THE BIG THREE aircraft manufacturers estimate that up to 2,500 of today's jet-powered airliners could potentially be equipped with Future Air Navigation System (FANS) datalinks, although they warn that the speed of implementation will hinge on proof of clear cost gains for airline customers.

Boeing has led the way with the FANS 1 package now being flown in the South Pacific with the 747-400. Dave Allen, who heads FANS projects across Boeing, says that around 300-400 of the type could eventually be equipped with the system, provided that new FANS routes open up across Asia.

The Boeing 777 fleet is also likely to be entirely datalink-equipped. The B-market models will have the system as standard when deliveries start at the end of 1996, and an upgrade will be available on the existing A-market versions.

To date, Allen says, Boeing has orders for 175 FANS-1 shipsets from 15 airlines.

He confirms that Boeing is looking at the potential to support the FANS-1 on older 747s, although he adds that the economics are not as compelling. "We're trying to understand what Boeing could add to such a task and whether it would be commensurate with costs," he says. Potentially around 50-150 aircraft could be fitted.

A development effort for the 757 and 767 is now getting under way, giving a potential for up to 150 aircraft, provided that the economic case for the FANS is proven on markets such as the North Atlantic. Allen adds that Boeing is looking at upgrading the flight-management system (FMS) on the 757 and 767, which would help towards systems commonality across the Boeing fleet. A decision is expected by December, with Honeywell and Smiths the main competitors.

The Boeing 737 fleet could also have as many as 400 installations, relying mainly on the demand from areas such as Russia and China, says Allen.

Airbus will have its initial AIM-FANS A system available in mid-1997, says Peter Potocki, cockpit-avionics manager. This initial offering, like Boeing's FANS-1, will be based on the current 622 offering, although Potocki guesses that a system based around the yet-to-emerge Aeronautical Telecommunications Network is likely to appear in 1999. Overall, he estimates that nearly 500 aircraft could be fitted with such datalinks.

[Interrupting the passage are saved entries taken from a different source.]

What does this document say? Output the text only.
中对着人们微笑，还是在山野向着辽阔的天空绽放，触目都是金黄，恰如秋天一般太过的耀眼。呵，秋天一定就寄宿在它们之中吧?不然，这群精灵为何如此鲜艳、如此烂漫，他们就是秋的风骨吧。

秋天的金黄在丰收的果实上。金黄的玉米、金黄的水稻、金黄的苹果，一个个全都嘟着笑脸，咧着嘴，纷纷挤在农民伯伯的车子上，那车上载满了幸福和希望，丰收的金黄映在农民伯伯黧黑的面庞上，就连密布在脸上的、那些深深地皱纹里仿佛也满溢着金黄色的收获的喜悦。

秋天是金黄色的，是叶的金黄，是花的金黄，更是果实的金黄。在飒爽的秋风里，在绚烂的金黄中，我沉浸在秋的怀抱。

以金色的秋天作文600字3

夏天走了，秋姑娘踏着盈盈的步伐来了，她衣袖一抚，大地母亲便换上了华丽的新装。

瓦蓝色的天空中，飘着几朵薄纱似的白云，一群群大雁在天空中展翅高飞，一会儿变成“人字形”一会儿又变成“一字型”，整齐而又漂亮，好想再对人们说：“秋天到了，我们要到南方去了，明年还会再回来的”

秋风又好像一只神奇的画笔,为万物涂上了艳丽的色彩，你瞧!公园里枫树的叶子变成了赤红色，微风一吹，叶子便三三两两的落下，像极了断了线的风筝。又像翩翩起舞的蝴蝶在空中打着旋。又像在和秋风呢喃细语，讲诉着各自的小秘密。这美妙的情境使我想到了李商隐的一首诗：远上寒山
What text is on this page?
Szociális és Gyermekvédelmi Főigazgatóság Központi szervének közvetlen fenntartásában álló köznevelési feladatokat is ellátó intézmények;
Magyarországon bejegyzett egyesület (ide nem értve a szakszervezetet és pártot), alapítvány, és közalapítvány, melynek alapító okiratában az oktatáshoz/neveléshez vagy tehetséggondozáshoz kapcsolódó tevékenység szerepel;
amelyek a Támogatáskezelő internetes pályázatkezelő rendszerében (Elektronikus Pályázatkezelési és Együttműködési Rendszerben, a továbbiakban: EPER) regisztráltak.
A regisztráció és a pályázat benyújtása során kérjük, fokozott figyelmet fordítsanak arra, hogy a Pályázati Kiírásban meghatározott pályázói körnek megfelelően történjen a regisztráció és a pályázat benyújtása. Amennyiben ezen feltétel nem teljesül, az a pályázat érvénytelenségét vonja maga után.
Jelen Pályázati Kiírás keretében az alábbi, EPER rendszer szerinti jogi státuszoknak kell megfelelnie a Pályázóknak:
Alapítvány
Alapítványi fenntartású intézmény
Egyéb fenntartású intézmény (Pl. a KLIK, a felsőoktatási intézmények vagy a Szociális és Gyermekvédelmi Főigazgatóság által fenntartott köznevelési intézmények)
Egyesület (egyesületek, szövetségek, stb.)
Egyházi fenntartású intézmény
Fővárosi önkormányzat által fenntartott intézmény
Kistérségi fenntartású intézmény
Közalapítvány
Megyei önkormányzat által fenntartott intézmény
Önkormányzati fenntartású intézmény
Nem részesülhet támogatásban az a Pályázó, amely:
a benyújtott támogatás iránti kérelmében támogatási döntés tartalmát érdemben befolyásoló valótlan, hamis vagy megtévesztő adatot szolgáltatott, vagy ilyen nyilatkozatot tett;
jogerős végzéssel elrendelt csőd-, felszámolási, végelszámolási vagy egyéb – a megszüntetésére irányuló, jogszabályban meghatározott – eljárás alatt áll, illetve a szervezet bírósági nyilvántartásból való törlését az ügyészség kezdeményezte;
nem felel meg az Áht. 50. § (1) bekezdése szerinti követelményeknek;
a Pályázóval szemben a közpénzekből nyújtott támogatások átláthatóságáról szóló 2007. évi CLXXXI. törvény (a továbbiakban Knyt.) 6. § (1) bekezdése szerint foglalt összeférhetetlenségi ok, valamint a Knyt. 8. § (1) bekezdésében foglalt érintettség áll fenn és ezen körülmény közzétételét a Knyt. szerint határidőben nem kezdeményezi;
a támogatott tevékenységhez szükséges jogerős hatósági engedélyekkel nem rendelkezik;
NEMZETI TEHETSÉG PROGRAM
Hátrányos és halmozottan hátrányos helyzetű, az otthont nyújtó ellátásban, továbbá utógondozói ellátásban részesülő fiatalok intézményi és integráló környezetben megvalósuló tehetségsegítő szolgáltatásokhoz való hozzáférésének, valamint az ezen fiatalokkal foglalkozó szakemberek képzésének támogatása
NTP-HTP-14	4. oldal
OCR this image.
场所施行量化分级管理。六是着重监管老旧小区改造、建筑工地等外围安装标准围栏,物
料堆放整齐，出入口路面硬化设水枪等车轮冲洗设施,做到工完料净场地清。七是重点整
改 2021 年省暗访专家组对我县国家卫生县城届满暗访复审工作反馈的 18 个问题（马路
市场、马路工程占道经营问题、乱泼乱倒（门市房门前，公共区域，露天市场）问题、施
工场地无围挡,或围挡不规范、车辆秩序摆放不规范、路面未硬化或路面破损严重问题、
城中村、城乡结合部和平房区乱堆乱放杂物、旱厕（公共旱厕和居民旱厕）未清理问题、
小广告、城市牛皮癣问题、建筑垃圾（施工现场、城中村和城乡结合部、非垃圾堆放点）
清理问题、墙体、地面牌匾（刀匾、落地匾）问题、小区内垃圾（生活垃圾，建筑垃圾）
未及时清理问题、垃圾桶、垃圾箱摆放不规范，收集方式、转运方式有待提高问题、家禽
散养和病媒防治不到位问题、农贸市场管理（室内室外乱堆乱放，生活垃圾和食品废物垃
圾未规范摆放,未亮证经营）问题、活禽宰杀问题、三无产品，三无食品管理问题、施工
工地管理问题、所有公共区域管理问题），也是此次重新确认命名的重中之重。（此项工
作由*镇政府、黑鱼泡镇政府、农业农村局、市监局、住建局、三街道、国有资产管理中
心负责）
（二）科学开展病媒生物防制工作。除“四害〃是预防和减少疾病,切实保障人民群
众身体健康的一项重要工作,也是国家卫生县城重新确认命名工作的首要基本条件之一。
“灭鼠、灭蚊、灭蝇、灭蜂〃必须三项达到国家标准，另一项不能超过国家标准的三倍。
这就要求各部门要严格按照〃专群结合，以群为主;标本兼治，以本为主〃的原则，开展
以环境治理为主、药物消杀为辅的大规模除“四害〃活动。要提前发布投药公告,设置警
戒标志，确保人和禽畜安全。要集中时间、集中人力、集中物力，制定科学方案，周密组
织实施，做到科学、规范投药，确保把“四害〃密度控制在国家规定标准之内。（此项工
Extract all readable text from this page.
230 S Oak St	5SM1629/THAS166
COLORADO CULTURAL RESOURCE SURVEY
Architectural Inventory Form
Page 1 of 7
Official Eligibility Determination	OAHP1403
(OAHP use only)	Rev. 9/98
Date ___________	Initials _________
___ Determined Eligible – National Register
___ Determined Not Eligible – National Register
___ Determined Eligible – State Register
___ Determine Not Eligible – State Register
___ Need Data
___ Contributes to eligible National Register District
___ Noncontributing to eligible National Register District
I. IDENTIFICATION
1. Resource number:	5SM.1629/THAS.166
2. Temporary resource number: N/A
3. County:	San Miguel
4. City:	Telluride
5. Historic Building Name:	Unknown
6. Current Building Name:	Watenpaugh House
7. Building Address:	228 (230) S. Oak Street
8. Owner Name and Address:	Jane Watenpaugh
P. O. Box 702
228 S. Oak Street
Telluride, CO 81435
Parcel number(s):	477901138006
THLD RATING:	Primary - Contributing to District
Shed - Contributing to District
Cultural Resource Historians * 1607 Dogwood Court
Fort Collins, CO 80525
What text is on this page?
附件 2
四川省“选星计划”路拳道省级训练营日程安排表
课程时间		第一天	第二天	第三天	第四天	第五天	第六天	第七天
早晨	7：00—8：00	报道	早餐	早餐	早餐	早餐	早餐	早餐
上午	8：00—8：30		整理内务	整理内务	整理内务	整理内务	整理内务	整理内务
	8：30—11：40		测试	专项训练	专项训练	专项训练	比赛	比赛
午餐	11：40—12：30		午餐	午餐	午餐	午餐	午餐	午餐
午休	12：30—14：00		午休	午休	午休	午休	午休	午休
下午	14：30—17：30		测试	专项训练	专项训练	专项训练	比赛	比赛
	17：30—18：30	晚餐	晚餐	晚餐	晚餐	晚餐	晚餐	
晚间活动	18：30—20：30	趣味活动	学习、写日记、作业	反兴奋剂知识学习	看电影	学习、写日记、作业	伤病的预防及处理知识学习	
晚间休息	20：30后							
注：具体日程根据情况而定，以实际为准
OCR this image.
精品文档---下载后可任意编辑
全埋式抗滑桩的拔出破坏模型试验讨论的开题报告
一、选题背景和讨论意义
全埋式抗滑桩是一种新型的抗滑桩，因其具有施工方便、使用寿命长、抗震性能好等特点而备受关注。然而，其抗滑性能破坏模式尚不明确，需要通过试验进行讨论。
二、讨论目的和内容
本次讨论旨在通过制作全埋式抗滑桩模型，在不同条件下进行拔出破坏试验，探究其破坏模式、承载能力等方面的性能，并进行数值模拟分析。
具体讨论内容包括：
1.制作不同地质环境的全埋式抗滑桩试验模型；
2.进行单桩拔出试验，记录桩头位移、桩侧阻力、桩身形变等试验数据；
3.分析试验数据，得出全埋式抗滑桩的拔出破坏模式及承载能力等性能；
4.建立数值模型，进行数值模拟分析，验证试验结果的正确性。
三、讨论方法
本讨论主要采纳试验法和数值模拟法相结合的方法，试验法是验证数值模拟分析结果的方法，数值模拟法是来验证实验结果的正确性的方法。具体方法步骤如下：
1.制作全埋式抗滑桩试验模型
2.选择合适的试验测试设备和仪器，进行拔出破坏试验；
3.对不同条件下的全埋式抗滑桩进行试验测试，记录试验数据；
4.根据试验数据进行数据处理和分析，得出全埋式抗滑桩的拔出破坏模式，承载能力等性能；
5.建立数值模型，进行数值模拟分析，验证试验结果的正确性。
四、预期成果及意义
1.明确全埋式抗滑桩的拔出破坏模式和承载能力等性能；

Potocki stresses that, unlike Boeing, the Airbus solution will see the data-communications functions separated from the navigation systems in the FMS. This architecture should allow for future datalink upgrades without having to replace the core FMS.

McDonnell Douglas (MDC) avionics general manager Joe Ornelas sees potential for around 200-300 wide bodies to be fitted with FANS datalink equipment, with another 200-400 narrow bodies, although that would again be dependent on demand from China and Russia.

The MD-11 already equipped with the current ACARS datalink and satellite communications (satcom), could reach the FANS-1, but "probably not much beyond" without an FMS upgrade, says Ornelas. He also admits that MDC DC-10s are not capable of being upgraded "directly" to the FANS.

The MDC MD-88 and MD-90 narrow bodies have a FMS with "no FANS features", although work is under way to develop satcom and satellite-navigation systems, which would help prepare the aircraft.

Ornelas acknowledges that MDC will have to create a path towards the "full" FANS for the whole fleet. A potential solution centres on the creation of a new FANS capable advanced common flight deck, which would be retrofitted to DC-10s and forward fitted to existing production narrow bodies.

The plans also include common FMS software and Pegasus processor, developed by Honeywell, which would be fitted to the MDC MD-11, so giving commonality across the fleet.

Ornelas outlines an integrated FANS architecture hosted by the FMS, although he admits that there is pressure from airline customers, led by Delta Air Lines, for a "Federated" solution which would separate navigation and communications functions.